Tuesday, February 9, 2010

When our mind is right , the world is right...



For many of us, weight was the convenient reason for everything that was crappy in our life or the best place to levy blame for anything that didnt turn out as we wished. Not saying that weight does not hinder life, but when looking around at our thin friends, did we not see that their lives were also filled with dropping cell phones into puddles, cancellation of insurance because of forgetting to put the check in the mail, money woes, lack of deserved promotions, kids not turning out well, and marital discord?

It may take years but one day it becomes possible to separate the issue of weight from issues with life. After nearly ten years has passed since my bariatric surgery and I am only just now able to put my hands around my old life as it was. I loved the life I had before I had my surgery, but as I grew larger during a time of great stress and upheaval, what I saw in the mirror no longer matched the photo in my head. Then I began to dislike myself and it unraveled from there.

I am now safe and secure in my world. When I feel insecure or frightened, I tend to pad my body with weight as a form of protection.
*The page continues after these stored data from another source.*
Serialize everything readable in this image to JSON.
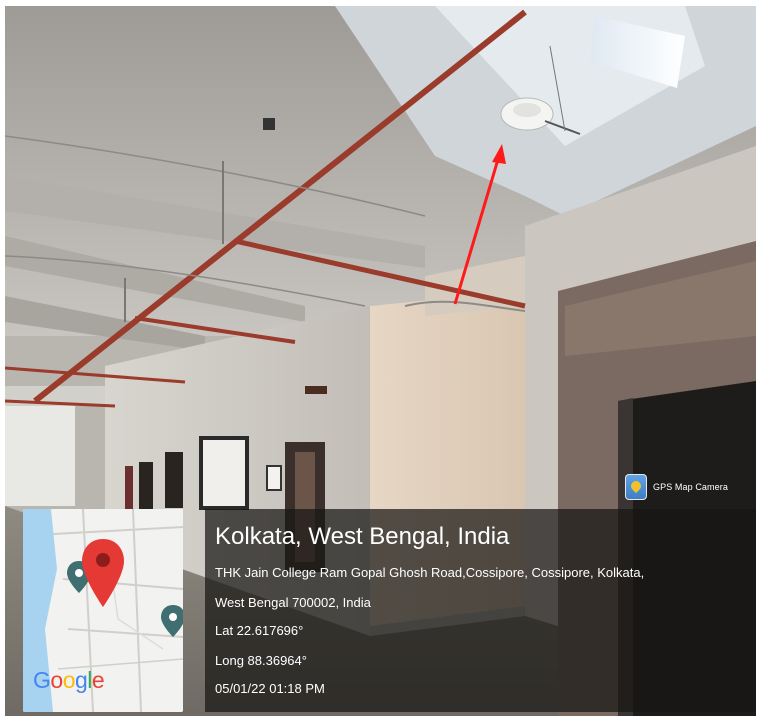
{
  "watermark": {
    "app_name": "GPS Map Camera",
    "logo_icon": "gps-map-camera-icon"
  },
  "map_thumbnail": {
    "logo_text": [
      "G",
      "o",
      "o",
      "g",
      "l",
      "e"
    ],
    "logo_colors": [
      "#4285F4",
      "#EA4335",
      "#FBBC05",
      "#4285F4",
      "#34A853",
      "#EA4335"
    ],
    "pin_color": "#e53935",
    "secondary_pin_color": "#3f6f70"
  },
  "location": {
    "title": "Kolkata, West Bengal, India",
    "address_line1": "THK Jain College Ram Gopal Ghosh Road,Cossipore, Cossipore, Kolkata,",
    "address_line2": "West Bengal 700002, India",
    "lat": "Lat 22.617696°",
    "long": "Long 88.36964°",
    "datetime": "05/01/22 01:18 PM"
  },
  "annotation": {
    "arrow_color": "#ff1a1a"
  }
}
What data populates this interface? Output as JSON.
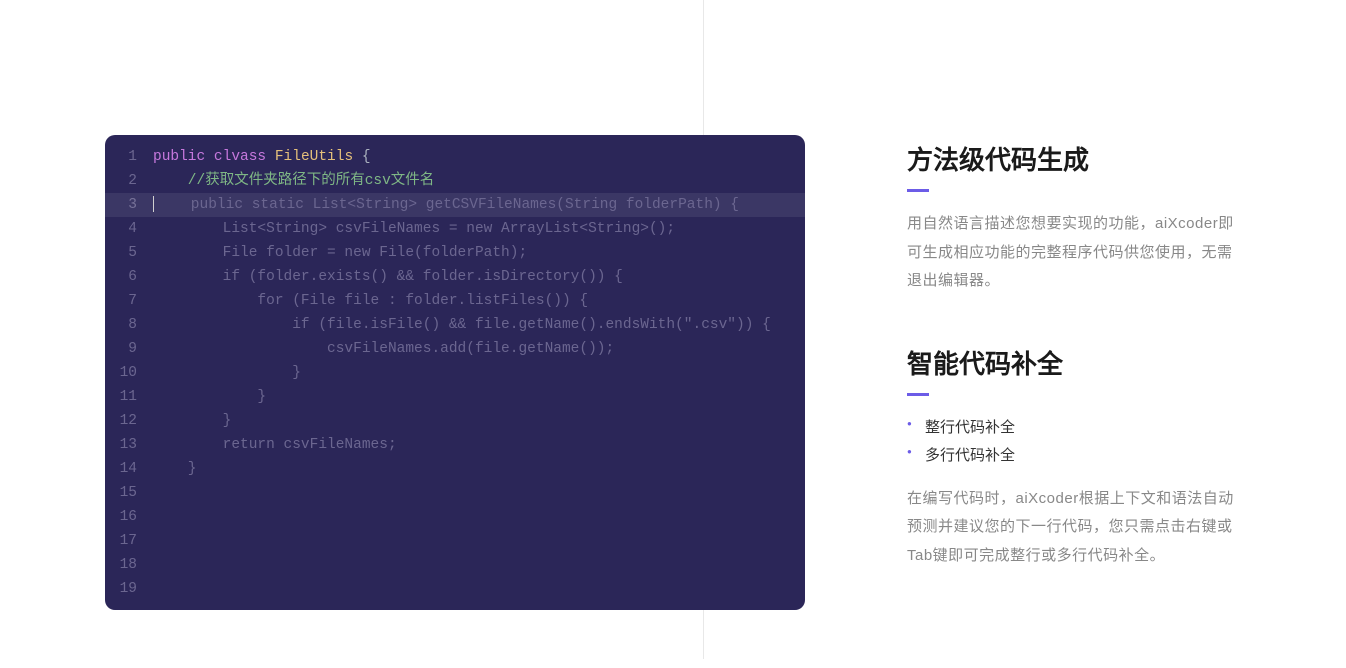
{
  "code": {
    "lineNumbers": [
      "1",
      "2",
      "3",
      "4",
      "5",
      "6",
      "7",
      "8",
      "9",
      "10",
      "11",
      "12",
      "13",
      "14",
      "15",
      "16",
      "17",
      "18",
      "19"
    ],
    "line1_kw1": "public",
    "line1_kw2": "clvass",
    "line1_class": "FileUtils",
    "line1_brace": " {",
    "line2_comment": "    //获取文件夹路径下的所有csv文件名",
    "line3_suggest": "    public static List<String> getCSVFileNames(String folderPath) {",
    "line4": "        List<String> csvFileNames = new ArrayList<String>();",
    "line5": "        File folder = new File(folderPath);",
    "line6": "        if (folder.exists() && folder.isDirectory()) {",
    "line7": "            for (File file : folder.listFiles()) {",
    "line8": "                if (file.isFile() && file.getName().endsWith(\".csv\")) {",
    "line9": "                    csvFileNames.add(file.getName());",
    "line10": "                }",
    "line11": "            }",
    "line12": "        }",
    "line13": "        return csvFileNames;",
    "line14": "    }"
  },
  "features": [
    {
      "title": "方法级代码生成",
      "desc": "用自然语言描述您想要实现的功能，aiXcoder即可生成相应功能的完整程序代码供您使用，无需退出编辑器。"
    },
    {
      "title": "智能代码补全",
      "bullets": [
        "整行代码补全",
        "多行代码补全"
      ],
      "desc": "在编写代码时，aiXcoder根据上下文和语法自动预测并建议您的下一行代码，您只需点击右键或Tab键即可完成整行或多行代码补全。"
    }
  ]
}
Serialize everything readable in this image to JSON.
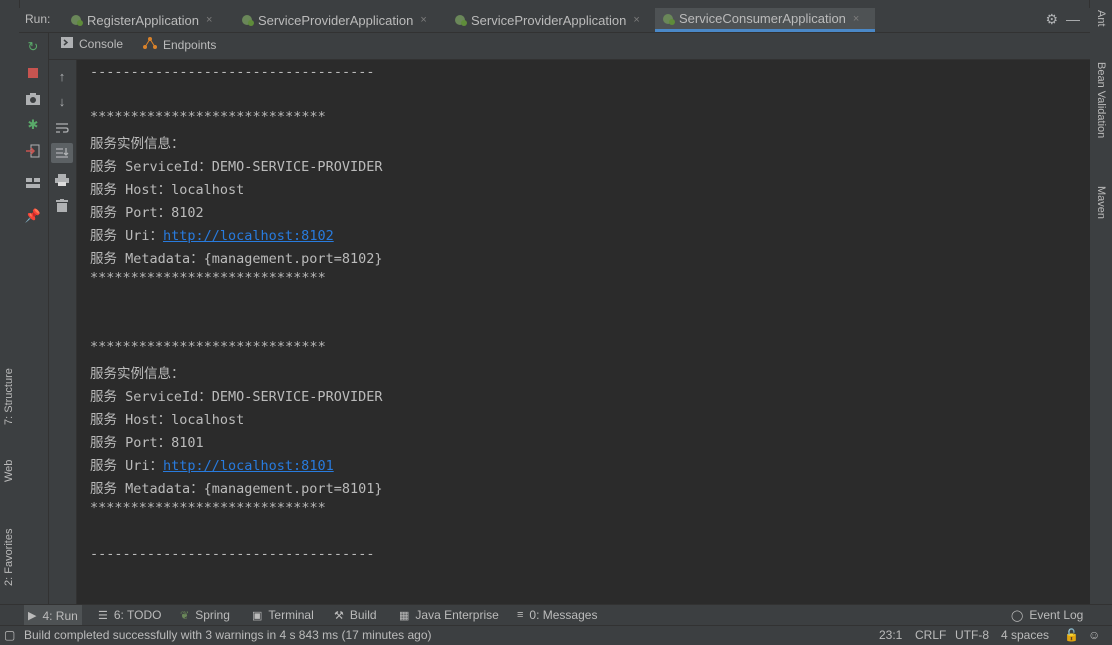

I acknowledge that at these times, there is something going on in my life that is making me feel insecure. I can fight fat for 20 years and still be fat because I have not dealt with the underlying cause. As a bariatric post op, I have learned that it is better to put the weight issue aside and work on the other issue first - the pattern that says 'I need protection, I am insecure'.

The cells in my body are still responding to my mental patterns and if I dont eat right, weight goes on. When the need for the protection is gone, or when I start feeling secure, the fat will melts off by itself with the aid of my surgical tool.

What I choose to think today will start creating my new body for tomorrow.